A. F. Mannion, A. Elfering, R. Staerkle, A. Junge, D. Grob, J. Dvorak, N. Jacobshagen, N. K. Semmer, N. Boos


June 2007, Volume 16, Issue 6, pp 777 - 786 Original Article Read Full Article 10.1007/s00586-006-0255-0

First Online: 14 November 2006

The variables identified as predictors of surgical outcome often differ depending on the specific outcome variable chosen to designate “success”. A short set of multidimensional core outcome measures was recently developed, in which each of the following domains was addressed with a single question and then combined in an index: pain, function, symptom-specific well-being, general well-being (quality of life), disability (work and social). The present study examined the factors that predicted surgical outcome as measured using the multidimensional core measures. 163 spinal surgery patients (mixed indications) completed questionnaires before and 6 months after surgery enquiring about demographics, medical/clinical history, fear-avoidance beliefs (FABQ), depression (Zung self-rated depression), and the core measures domains. Multiple regression analyses were used to identify predictor variables for each core domain and for the multidimensional combined core-set index.
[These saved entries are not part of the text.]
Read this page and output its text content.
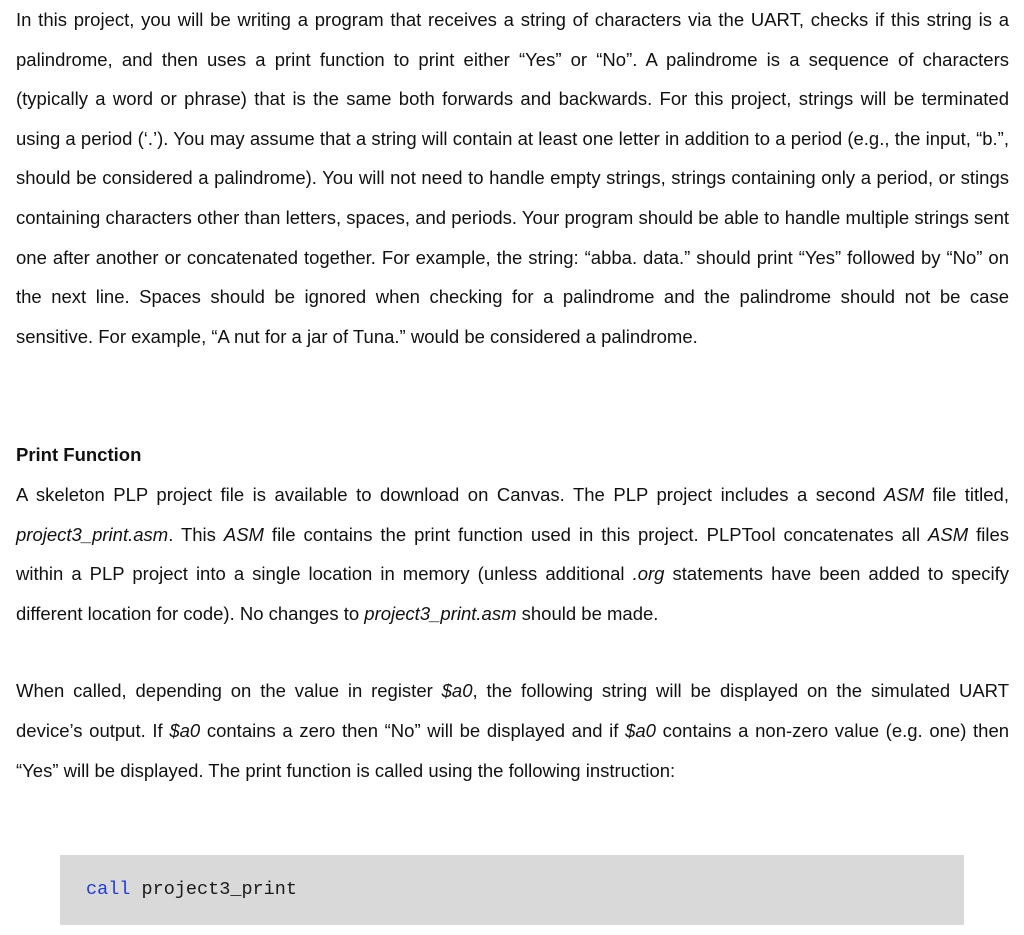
In this project, you will be writing a program that receives a string of characters via the UART, checks if this string is a palindrome, and then uses a print function to print either “Yes” or “No”. A palindrome is a sequence of characters (typically a word or phrase) that is the same both forwards and backwards. For this project, strings will be terminated using a period (‘.’). You may assume that a string will contain at least one letter in addition to a period (e.g., the input, “b.”, should be considered a palindrome). You will not need to handle empty strings, strings containing only a period, or stings containing characters other than letters, spaces, and periods. Your program should be able to handle multiple strings sent one after another or concatenated together. For example, the string: “abba. data.” should print “Yes” followed by “No” on the next line. Spaces should be ignored when checking for a palindrome and the palindrome should not be case sensitive. For example, “A nut for a jar of Tuna.” would be considered a palindrome.

Print Function

A skeleton PLP project file is available to download on Canvas. The PLP project includes a second ASM file titled, project3_print.asm. This ASM file contains the print function used in this project. PLPTool concatenates all ASM files within a PLP project into a single location in memory (unless additional .org statements have been added to specify different location for code). No changes to project3_print.asm should be made.

When called, depending on the value in register $a0, the following string will be displayed on the simulated UART device’s output. If $a0 contains a zero then “No” will be displayed and if $a0 contains a non-zero value (e.g. one) then “Yes” will be displayed. The print function is called using the following instruction:

call project3_print
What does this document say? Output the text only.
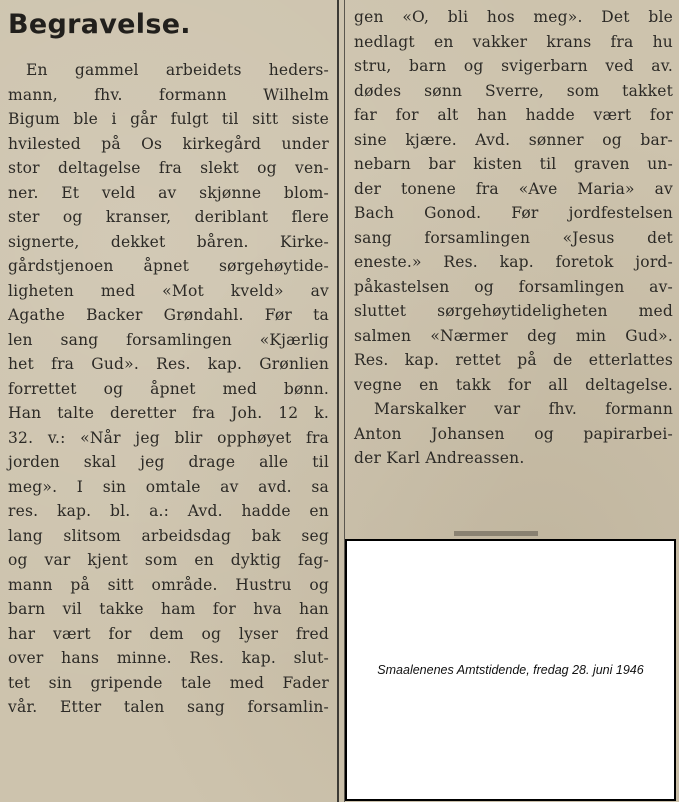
Begravelse.
En gammel arbeidets heders-
mann, fhv. formann Wilhelm
Bigum ble i går fulgt til sitt siste
hvilested på Os kirkegård under
stor deltagelse fra slekt og ven-
ner. Et veld av skjønne blom-
ster og kranser, deriblant flere
signerte, dekket båren. Kirke-
gårdstjenoen åpnet sørgehøytide-
ligheten med «Mot kveld» av
Agathe Backer Grøndahl. Før ta
len sang forsamlingen «Kjærlig
het fra Gud». Res. kap. Grønlien
forrettet og åpnet med bønn.
Han talte deretter fra Joh. 12 k.
32. v.: «Når jeg blir opphøyet fra
jorden skal jeg drage alle til
meg». I sin omtale av avd. sa
res. kap. bl. a.: Avd. hadde en
lang slitsom arbeidsdag bak seg
og var kjent som en dyktig fag-
mann på sitt område. Hustru og
barn vil takke ham for hva han
har vært for dem og lyser fred
over hans minne. Res. kap. slut-
tet sin gripende tale med Fader
vår. Etter talen sang forsamlin-
gen «O, bli hos meg». Det ble
nedlagt en vakker krans fra hu
stru, barn og svigerbarn ved av.
dødes sønn Sverre, som takket
far for alt han hadde vært for
sine kjære. Avd. sønner og bar-
nebarn bar kisten til graven un-
der tonene fra «Ave Maria» av
Bach Gonod. Før jordfestelsen
sang forsamlingen «Jesus det
eneste.» Res. kap. foretok jord-
påkastelsen og forsamlingen av-
sluttet sørgehøytideligheten med
salmen «Nærmer deg min Gud».
Res. kap. rettet på de etterlattes
vegne en takk for all deltagelse.
Marskalker var fhv. formann
Anton Johansen og papirarbei-
der Karl Andreassen.
Smaalenenes Amtstidende, fredag 28. juni 1946
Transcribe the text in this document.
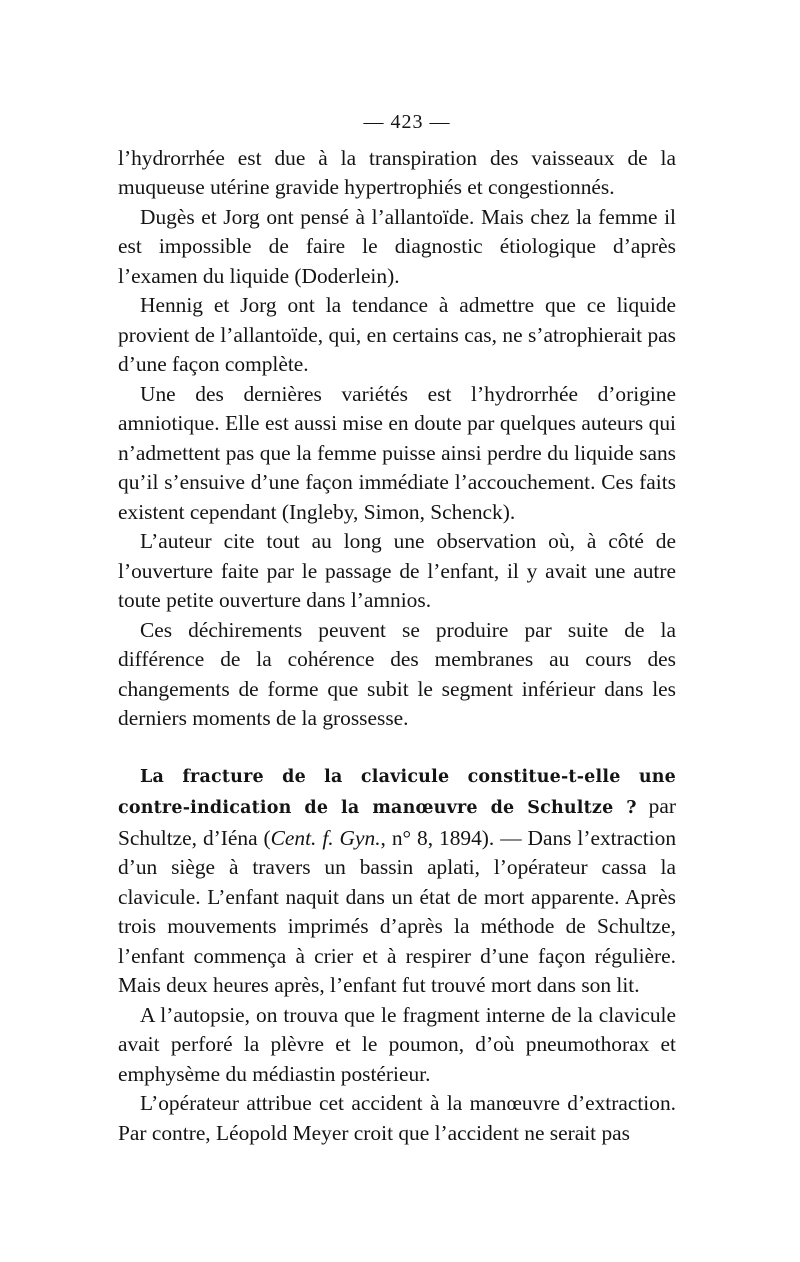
— 423 —

l’hydrorrhée est due à la transpiration des vaisseaux de la muqueuse utérine gravide hypertrophiés et congestionnés.

Dugès et Jorg ont pensé à l’allantoïde. Mais chez la femme il est impossible de faire le diagnostic étiologique d’après l’examen du liquide (Doderlein).

Hennig et Jorg ont la tendance à admettre que ce liquide provient de l’allantoïde, qui, en certains cas, ne s’atrophierait pas d’une façon complète.

Une des dernières variétés est l’hydrorrhée d’origine amniotique. Elle est aussi mise en doute par quelques auteurs qui n’admettent pas que la femme puisse ainsi perdre du liquide sans qu’il s’ensuive d’une façon immédiate l’accouchement. Ces faits existent cependant (Ingleby, Simon, Schenck).

L’auteur cite tout au long une observation où, à côté de l’ouverture faite par le passage de l’enfant, il y avait une autre toute petite ouverture dans l’amnios.

Ces déchirements peuvent se produire par suite de la différence de la cohérence des membranes au cours des changements de forme que subit le segment inférieur dans les derniers moments de la grossesse.

La fracture de la clavicule constitue-t-elle une contre-indication de la manœuvre de Schultze ? par Schultze, d’Iéna (Cent. f. Gyn., n° 8, 1894). — Dans l’extraction d’un siège à travers un bassin aplati, l’opérateur cassa la clavicule. L’enfant naquit dans un état de mort apparente. Après trois mouvements imprimés d’après la méthode de Schultze, l’enfant commença à crier et à respirer d’une façon régulière. Mais deux heures après, l’enfant fut trouvé mort dans son lit.

A l’autopsie, on trouva que le fragment interne de la clavicule avait perforé la plèvre et le poumon, d’où pneumothorax et emphysème du médiastin postérieur.

L’opérateur attribue cet accident à la manœuvre d’extraction. Par contre, Léopold Meyer croit que l’accident ne serait pas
The combination of baseline symptoms, medical variables (pain duration, previous spine operations, number of levels treated, operative procedure) and psychosocial factors (FABQ and Zung depression) explained 34% of the variance in the core measures index (P < 0.001). With regard to the individual domain items, the medical variables were better in predicting the items “pain” and “symptom-specific well-being” (R 2 = 6–7%) than in predicting “function”, “general well-being” or “disability” (each R 2 < 4%). The inverse pattern was shown for the psychosocial predictors, which accounted for in each case approximately 20% variance in “function”, “general well-being” and “disability” but only 12–14% variance in “pain” and “symptom-specific well-being”. Further to previous studies establishing the sensitivity to change of the core-set, we have shown that a large proportion of the variance in its scores after surgery could be predicted by “well-known” medical and psychosocial predictor variables. This substantiates the recommendation for its further use in registry systems, quality management projects, and clinical trials.